Additionally, compliance with the new rules may further exacerbate the challenges operators already face in attracting and engaging new employees, as well as retaining existing team members.
A recent survey of managers by the National Retail Federation (NRF) found that two-thirds of respondents predicted the new rules would cause employee morale to decrease, and nearly half of the respondents said the changes would make them feel as though they are performing a job instead of a career[1].
While the changes to the rules are intended to increase Americans’ take-home pay, restaurant operators believe that the changes would have the opposite effect[2]. In particular, they indicated that the new rules would eliminate incentives for employees to become managers and make it harder for restaurants to promote employees. Even though the new rules don’t include any changes to the duties test, there is still the possibility that the flexibility managers used to enjoy would be lost, eliminating their ability to pitch in on non-exempt tasks, like preparing food or running the register, depending on the restaurant’s needs.
What operators should do now
To comply with the new rules and avoid costly fines, as well as attract and retain productive and engaged employees, industry experts agree that the first step for restaurant operators is to assess the impact of and define their strategy for managing the new rules.
Indeed, “calculate the impact,” is the first of a seven-step process for meeting the guidelines recommended by Aaron Allen, a restaurant consultant, speaker and industry analyst.
“A lot comes down to calculating the impact [of the new rules] on their organization and many operators haven’t gotten around to doing it,” says Allen. “It’s become so complex that a lot of operators are just putting out fires. Preparing for what’s coming is strategic work, not just tactics for crisis.”
The subsequent six steps in Allen’s process are:
- Review the different strategies that can be used to close the gap identified in step one
- Talk through the changes with those who will be impacted
- Make adjustments ahead of time rather than waiting for the deadline
- Implement the scheduled operating adjustments
- Review impacts from rolling out the changes
- Continuously monitor and adjust the changes as necessary.
Similarly, Small, whose firm advises many restaurant chains on compliance issues, says “smart companies” will first go through some internal strategic planning.
“Have an internal strategic plan — who needs to be a manager and who needs to be hourly — figuring out to how to compress management/labor schedules without having to have managers at the threshold level,” says Small. “That to me is the smartest approach.”
Jeffrey H. Ruzal, senior counsel in the Employment, Labor & Workforce Management practice in the New York office of Epstein Becker Green, also advises hospitality employers to first conduct a workforce audit to determine, for example, whether or not employees currently being treated as exempt meet or exceed the threshold for the new rules. That and other recommendations for hospitality employers working to comply before the December deadline appear in Ruzal’s article, “Prepping” for the DOL’s New White-Collar Exemption Rule,” which was published in the June 2016 issue of Epstein Becker Green’s Take 5 newsletter.

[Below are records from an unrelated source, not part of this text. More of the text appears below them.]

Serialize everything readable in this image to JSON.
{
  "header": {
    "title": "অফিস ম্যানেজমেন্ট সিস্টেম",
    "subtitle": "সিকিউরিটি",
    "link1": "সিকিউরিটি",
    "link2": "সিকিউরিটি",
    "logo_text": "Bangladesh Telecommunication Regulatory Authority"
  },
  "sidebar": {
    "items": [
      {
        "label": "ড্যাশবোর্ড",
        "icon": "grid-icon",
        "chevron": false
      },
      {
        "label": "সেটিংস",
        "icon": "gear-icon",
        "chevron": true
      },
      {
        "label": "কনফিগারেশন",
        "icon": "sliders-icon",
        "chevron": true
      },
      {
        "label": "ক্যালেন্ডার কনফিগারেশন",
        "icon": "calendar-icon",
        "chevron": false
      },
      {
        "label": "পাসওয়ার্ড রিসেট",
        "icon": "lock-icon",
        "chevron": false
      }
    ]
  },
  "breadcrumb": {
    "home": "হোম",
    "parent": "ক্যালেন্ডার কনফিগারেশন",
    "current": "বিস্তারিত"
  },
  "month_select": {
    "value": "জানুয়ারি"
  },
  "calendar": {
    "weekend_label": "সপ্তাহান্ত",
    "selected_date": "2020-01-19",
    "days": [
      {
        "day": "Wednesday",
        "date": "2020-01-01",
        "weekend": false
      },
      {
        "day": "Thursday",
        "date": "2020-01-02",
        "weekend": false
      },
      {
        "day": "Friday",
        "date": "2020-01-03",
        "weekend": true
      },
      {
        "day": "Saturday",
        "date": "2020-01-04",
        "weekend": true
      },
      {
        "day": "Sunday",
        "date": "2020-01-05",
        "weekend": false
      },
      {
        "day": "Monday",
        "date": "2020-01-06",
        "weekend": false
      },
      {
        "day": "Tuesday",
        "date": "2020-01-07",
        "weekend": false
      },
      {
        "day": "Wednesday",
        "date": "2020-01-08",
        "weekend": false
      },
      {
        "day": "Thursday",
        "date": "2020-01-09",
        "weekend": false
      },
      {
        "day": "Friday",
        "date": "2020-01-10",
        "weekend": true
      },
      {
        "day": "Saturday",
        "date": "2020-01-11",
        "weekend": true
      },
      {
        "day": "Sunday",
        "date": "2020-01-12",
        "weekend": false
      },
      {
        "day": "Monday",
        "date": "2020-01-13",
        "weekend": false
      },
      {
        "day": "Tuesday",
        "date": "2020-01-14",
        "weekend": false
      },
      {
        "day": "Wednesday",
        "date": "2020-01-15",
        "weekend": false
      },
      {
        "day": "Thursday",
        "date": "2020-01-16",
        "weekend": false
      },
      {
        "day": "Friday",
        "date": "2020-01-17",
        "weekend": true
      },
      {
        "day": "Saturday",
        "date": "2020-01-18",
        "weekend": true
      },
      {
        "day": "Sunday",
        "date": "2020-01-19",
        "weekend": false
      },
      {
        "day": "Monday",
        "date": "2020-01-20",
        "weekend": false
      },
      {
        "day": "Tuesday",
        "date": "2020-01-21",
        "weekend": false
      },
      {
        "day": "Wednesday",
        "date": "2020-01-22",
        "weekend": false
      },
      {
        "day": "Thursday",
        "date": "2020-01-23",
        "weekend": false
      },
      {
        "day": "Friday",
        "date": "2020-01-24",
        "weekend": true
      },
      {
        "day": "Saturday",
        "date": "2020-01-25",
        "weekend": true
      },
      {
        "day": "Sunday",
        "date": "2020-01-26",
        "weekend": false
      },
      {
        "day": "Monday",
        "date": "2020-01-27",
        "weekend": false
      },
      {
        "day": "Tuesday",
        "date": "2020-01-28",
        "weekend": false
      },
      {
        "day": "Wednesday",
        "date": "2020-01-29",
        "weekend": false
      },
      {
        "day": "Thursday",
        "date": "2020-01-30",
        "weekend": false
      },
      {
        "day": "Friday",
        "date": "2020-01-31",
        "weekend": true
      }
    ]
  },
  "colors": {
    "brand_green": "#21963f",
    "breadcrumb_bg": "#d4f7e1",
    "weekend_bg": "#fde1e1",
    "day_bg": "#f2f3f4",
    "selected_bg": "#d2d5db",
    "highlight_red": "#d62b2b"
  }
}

“If an employee’s salary need only be increased slightly to satisfy the new rule, it may be an easy decision to simply provide the employee with that salary increase,” Ruzal writes. “But if you would have to provide a substantial salary increase to meet the new threshold, it may be easier to reclassify the employee as non-exempt.”
But Ruzal cautions employers that converting employees from exempt to non-exempt may initiate other issues that employers will need to proactively address — such as estimating how much overtime an individual employee might be expected to work in order to determine a new hourly rate and ensure compliance with the overtime laws.
“Largely what’s happening is operators are taking rudimentary steps that will result in broad sweeping changes that will end up negatively impacting one of the [restaurant’s] value groups,” added Allen. “It’s not about shortcuts. [Restaurants] need to be an employer of choice.”
Despite everything, some operators may be hoping that they can skip some or even all of these steps and remain under the DOL’s radar. However, it’s a big risk, industry experts caution, given that the DOL has a history of holding restaurant operators accountable for compliance violations. Case in point: The DOL has brought more than 34,000 cases against restaurants since 2009 with over $200 million recovered in back wages from dining organizations.[3]
“This is the reality,” says Small. “Operators really have no choice but to get on board sooner rather than later.”